As more and more information is published on the Internet (especially on the World Wide Web) it is becoming increasingly important to be able to find specific and relevant data reliably and effectively. Furthermore it would be desirable to have tools that not only aid us in finding information but also help with analysing or evaluating that data.

To achieve this it must be possible for computers to interpret information on the Internet so that they can help us work with it. Current search engines already do a fairly good job of 'understanding' web pages written in HTML or similar formats in order to index them but there is much room for improvement and when faced with non-textual data such as images, sounds or video the search engines are generally at a loss.

Fortunately the World Wide Web Consortium (W3C) has created the Resource Description Framework (RDF), which provides a standard way of publishing descriptive meta data (ie: data about data) for virtually anything. RDF is a key technology in the W3C's efforts to establish the so called Semantic Web - an extension of the current web in which information is given well-defined meaning, better enabling computers and people to work in cooperation. (Tim Berners-Lee, James Hendler, Ora Lassila, The Semantic Web, Scientific American, May 2001).

Although RDF has existed for several years now it is not yet widely used. I believe that this is partly due to the fact that RDF (especially when encoded in XML) can appear quite complex and daunting. Average computer users do not want to be concerned with the gritty details of RDF and XML. Professional web designers and companies running large sites can afford to create custom tools to generate RDF data or to teach their staff the necessary know-how, but there appears to be no easy to use solution for individuals or maintainers of small to medium sized websites.

Objectives

I intend to make RDF accessible to the average computer user just as WYSIWYG HTML editors have made web page creation easy and popular. Therefore it is the aim of my project to create a simple GUI-based RDF editor program. The program will be named Ganesha, the Hindu god of knowledge and destroyer of obstacles! :)

XML seems to be the most convenient encoding method of RDF for this purpose so Ganesha shall be limited to creating XML/RDF. It will have the ability to create stand-alone RDF files as well as embedding RDF into existing XML documents.

Once the project has been completed I intend to release the source code under an open-source license so that Ganesha may be further developed and improved by any interested participants.

Methods

The first step will be to complete my background reading and to set up a project website so that any interested observers may watch the project's progress. I will be using XHTML for this, so that I can test Ganesha's ability to augment the XHTML pages with RDF meta data when I reach the testing phase.

Then I will begin with the design of the program - whether or not to follow a formal software development model, the features the program will have, the layout of user interface, choosing a suitable API for working with the XML files and structuring the programs code into classes, methods etc..
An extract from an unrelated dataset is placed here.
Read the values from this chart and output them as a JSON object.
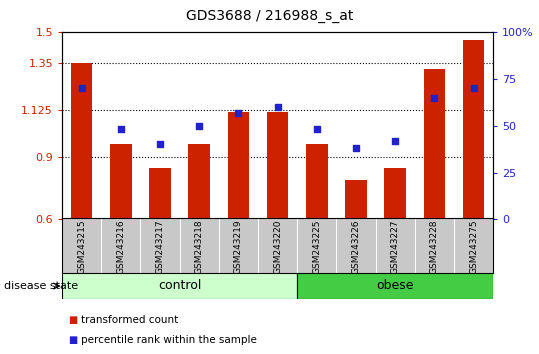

After that the actual coding may begin and upon its completion there will be a testing phase to eliminate any bugs in the software. I intend to use the Java 2 programming language to write Ganesha because of its platform independance and availability on the DCS machines.

Once the software is complete the presentation shall be prepared and then final report will be written and submitted.

Timetable

[Gannt chart of the project timetable]; Weeks 3 - 4: Make Project Website, Weeks 3 - 6: Complete background reading, Weeks 5 - 8: Plan feratures and GUI layout, Week 9 - End of Christmas holidays: Choose development method & design software, Christmas holidays - Week 15: Coding, Week 14 - 18: Testing and bug fixing, Weel 18 - 20: Preparation of presentation, Easter holidays - Week 22: Writing of project report

(may be subject to minor changes)

Resources

I will be writing the program on the DCS machines and on my own computer at home (which is running Linux). Any work I do at home will be backed up regularly onto the DCS computers.

The presentation of Ganesha will be done on the DCS machines using OpenOffice so no non-standard software or hardware is required.